Et puis 1 journée qu’est-ce que cela représente sur 365 jours par an ? Une journée pour se donner bonne conscience et basta ! On est tranquille jusqu’à l’année prochaine.

Mais plus que tout, c’est le détournement de cette journée de lutte pour des droits en simple “fête de la femme” qui m’afflige. A chaque “Bonne fête” qui m’est adressé, souvent en toute bonne foi, je pense à la femme qui est morte hier et à celle qui mourra demain sous les coups de son conjoint. Une victime tous les 2 jours en France. Est-ce à fêter ? Je pense à ce que la petite indienne noyée à la naissance parce que la famille ne veut que des garçons peut bien en faire de ce « bonne fête » ; je pense à la fille d’un groupe de parole terrorisée à l’idée de porter plainte contre un viol ; je pense à cette petite roumaine de 11 ans, enceinte après un viol incestueux et dont le pays refusait l’avortement ; je pense à Nojoud Ali qui du haut de ses 10 ans a osé demander le divorce, je pense aux « Salopes ! » précédés ou suivis de sifflements qu’on nous lance à tout va en pleine rue parce que nous avons l’audace de sortir seule. C’est cela que l’on veut fêter ? Vraiment ?

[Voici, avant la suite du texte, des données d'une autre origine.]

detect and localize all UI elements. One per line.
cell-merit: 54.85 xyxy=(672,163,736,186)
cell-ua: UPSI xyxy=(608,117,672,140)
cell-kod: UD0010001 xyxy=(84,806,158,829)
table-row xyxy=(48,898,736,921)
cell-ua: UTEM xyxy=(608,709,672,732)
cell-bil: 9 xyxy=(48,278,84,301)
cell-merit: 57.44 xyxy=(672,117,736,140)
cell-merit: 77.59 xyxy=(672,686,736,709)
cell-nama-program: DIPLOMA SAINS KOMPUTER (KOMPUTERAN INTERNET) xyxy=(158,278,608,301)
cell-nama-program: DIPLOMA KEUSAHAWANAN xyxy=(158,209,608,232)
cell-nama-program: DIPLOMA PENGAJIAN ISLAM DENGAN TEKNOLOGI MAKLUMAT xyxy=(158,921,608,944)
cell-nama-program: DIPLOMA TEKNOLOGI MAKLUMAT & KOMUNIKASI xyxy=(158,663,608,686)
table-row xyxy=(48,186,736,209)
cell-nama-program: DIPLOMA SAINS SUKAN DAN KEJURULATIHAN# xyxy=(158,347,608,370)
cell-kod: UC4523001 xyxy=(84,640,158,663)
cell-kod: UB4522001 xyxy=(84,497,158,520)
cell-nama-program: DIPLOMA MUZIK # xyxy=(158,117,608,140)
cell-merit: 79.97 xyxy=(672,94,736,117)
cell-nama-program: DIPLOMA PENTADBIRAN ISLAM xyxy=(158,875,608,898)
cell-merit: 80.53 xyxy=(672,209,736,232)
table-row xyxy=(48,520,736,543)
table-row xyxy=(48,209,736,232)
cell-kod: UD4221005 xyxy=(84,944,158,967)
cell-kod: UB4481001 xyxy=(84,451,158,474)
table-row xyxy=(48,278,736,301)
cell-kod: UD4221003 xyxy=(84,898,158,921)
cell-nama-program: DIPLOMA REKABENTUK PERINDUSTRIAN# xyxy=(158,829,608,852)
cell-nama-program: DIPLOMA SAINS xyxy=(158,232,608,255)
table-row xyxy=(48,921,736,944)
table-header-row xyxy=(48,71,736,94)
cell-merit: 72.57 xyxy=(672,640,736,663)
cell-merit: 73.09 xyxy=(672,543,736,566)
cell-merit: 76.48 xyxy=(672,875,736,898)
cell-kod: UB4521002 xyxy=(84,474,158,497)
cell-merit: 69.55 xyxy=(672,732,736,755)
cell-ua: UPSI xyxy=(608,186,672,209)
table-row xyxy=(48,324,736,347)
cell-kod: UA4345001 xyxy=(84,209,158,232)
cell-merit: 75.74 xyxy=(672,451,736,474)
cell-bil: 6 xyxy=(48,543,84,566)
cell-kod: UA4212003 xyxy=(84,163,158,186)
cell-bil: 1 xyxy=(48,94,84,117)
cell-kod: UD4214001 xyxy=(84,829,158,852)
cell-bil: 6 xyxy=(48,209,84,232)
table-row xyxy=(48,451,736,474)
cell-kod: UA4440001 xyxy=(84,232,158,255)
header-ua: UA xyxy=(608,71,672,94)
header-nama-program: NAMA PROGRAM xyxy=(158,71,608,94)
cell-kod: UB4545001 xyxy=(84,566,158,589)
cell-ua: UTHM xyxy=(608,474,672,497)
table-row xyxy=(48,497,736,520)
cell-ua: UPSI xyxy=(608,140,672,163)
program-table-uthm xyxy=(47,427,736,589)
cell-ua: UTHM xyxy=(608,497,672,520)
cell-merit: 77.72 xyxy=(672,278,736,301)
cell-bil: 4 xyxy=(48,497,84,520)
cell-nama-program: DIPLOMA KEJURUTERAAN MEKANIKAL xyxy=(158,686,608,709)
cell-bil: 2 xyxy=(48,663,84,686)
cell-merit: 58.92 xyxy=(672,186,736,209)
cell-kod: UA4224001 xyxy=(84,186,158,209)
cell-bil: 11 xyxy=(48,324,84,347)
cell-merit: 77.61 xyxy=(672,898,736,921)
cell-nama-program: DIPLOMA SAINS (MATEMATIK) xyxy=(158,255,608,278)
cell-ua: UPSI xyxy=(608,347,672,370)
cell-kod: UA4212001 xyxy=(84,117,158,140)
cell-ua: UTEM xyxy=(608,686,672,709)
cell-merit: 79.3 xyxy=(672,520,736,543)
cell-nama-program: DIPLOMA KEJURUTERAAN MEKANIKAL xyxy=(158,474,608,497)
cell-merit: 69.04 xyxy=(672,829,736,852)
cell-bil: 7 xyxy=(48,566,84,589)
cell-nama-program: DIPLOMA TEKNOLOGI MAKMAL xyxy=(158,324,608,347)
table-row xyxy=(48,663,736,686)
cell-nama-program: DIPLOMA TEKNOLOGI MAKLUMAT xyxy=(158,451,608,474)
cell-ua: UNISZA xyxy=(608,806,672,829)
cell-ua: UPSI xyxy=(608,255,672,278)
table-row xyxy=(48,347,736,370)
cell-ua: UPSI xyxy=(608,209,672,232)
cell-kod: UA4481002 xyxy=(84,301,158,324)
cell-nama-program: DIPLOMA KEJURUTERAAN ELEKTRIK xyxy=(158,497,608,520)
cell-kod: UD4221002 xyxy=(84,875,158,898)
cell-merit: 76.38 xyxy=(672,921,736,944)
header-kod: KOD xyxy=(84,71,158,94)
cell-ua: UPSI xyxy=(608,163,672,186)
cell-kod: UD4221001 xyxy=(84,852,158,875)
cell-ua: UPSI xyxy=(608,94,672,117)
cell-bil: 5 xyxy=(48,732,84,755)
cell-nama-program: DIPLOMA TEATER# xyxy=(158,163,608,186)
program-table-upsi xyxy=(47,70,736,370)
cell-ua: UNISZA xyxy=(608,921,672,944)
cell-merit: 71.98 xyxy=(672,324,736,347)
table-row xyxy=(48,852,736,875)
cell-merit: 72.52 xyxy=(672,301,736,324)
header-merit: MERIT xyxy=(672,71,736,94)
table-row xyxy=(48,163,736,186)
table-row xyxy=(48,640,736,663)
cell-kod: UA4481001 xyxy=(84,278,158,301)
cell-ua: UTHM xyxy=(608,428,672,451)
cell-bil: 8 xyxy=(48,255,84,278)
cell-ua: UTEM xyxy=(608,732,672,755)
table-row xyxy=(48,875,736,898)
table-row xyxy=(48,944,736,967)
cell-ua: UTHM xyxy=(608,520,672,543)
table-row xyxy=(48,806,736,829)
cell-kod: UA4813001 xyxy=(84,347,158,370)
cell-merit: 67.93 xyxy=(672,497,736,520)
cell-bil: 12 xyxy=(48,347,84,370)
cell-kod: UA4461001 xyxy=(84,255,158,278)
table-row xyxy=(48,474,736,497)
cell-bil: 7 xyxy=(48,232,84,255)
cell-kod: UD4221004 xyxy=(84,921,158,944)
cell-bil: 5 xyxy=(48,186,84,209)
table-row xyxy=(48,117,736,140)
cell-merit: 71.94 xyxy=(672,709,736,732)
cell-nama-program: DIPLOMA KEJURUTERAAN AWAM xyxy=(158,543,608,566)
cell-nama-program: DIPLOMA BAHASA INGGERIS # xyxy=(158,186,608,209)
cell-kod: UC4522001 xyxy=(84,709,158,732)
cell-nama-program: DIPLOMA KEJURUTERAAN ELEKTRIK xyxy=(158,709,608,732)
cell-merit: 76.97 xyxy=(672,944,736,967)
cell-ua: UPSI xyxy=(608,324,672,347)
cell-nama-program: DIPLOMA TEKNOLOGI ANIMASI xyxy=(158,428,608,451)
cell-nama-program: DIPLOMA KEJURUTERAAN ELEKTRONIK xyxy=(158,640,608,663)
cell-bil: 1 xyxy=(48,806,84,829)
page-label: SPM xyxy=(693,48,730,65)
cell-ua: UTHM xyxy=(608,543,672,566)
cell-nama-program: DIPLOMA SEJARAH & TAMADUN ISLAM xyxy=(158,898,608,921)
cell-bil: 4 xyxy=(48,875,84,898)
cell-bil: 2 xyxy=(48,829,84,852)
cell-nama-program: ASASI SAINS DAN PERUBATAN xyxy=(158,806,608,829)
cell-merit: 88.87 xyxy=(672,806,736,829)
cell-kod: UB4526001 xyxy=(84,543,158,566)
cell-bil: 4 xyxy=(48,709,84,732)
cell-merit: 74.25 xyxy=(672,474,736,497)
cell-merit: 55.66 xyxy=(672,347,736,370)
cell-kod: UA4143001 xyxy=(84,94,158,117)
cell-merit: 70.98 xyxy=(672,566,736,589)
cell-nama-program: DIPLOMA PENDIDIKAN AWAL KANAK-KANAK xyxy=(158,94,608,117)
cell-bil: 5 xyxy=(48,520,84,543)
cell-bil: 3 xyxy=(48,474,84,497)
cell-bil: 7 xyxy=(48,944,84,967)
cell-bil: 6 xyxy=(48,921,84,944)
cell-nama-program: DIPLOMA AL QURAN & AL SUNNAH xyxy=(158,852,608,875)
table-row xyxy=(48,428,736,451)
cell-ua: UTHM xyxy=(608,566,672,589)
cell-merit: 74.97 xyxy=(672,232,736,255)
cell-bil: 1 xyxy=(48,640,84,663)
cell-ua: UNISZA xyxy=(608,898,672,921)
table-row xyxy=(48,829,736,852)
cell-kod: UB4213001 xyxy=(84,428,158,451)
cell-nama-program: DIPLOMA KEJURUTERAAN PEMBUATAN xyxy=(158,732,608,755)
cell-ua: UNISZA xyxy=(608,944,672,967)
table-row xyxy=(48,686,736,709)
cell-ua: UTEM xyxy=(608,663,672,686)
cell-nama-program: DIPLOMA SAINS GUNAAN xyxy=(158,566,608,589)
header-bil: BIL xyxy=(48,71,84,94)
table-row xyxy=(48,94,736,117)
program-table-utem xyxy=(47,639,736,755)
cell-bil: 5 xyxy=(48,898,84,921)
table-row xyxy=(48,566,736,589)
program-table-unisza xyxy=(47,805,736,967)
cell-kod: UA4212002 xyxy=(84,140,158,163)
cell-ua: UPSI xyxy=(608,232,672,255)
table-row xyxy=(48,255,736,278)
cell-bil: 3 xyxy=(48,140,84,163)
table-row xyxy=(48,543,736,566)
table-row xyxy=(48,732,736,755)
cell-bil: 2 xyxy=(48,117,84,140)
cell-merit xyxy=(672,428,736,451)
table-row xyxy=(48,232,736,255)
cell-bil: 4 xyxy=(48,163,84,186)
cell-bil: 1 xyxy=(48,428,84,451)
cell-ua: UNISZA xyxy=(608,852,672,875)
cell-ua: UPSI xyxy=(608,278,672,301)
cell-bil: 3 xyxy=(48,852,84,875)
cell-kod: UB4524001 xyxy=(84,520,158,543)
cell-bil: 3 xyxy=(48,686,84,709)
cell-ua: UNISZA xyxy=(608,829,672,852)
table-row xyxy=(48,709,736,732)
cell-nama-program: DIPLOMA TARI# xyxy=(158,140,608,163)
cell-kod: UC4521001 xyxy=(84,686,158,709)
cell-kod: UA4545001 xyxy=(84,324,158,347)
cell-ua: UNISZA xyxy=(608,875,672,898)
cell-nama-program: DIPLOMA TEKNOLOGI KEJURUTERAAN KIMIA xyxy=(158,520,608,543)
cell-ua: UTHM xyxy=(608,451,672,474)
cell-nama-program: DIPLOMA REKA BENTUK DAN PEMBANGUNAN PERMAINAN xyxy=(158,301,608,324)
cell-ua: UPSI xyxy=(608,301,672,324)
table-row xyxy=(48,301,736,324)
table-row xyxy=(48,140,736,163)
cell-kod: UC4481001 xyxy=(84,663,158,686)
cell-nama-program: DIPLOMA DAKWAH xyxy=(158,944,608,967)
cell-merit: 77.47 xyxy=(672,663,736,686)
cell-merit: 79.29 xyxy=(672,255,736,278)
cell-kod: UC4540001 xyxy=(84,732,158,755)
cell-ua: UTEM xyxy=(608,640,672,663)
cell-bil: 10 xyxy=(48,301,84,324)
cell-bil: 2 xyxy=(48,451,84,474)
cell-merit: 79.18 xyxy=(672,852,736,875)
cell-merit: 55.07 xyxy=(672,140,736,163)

C’est pourquoi je suis aussi ravie de cette journée parce qu’elle nous permet de prendre la parole, nous les femmes mais aussi les hommes. Car le féminisme est l’affaire de toutes et tous. C’est donc à nous d’en parler, de dénoncer le machisme sous tous ses aspects et de faire de cette journée une journée d’information et de sensibilisation en réhabilitant le terme de “féminisme”. Peu de personne en connait le sens exact. Le féminisme n’est en aucun cas une lutte pour la domination des femmes sur les hommes. C’est un combat pour l’égalité des sexes. Je parle d’ailleurs souvent d’”anti-sexisme” pour synonyme de “féminisme”.

Alors oui, cette année aussi j’irai manifester pour dénoncer le machisme. Et j’espère pouvoir discuter avec quelques personnes, celles et ceux qui nous répliquent que nous ne sommes pas en Afghanistan, leur expliquer ce qu’est le féminisme et que c’est une lutte de chaque jour pour un monde plus humain et plus juste. Je voudrais d’ailleurs terminer avec la célèbre phrase de Benoîte Groult : “Le féminisme est un mouvement pacifique qui n’a jamais tué personne tandis que le machisme tue tous les jours.”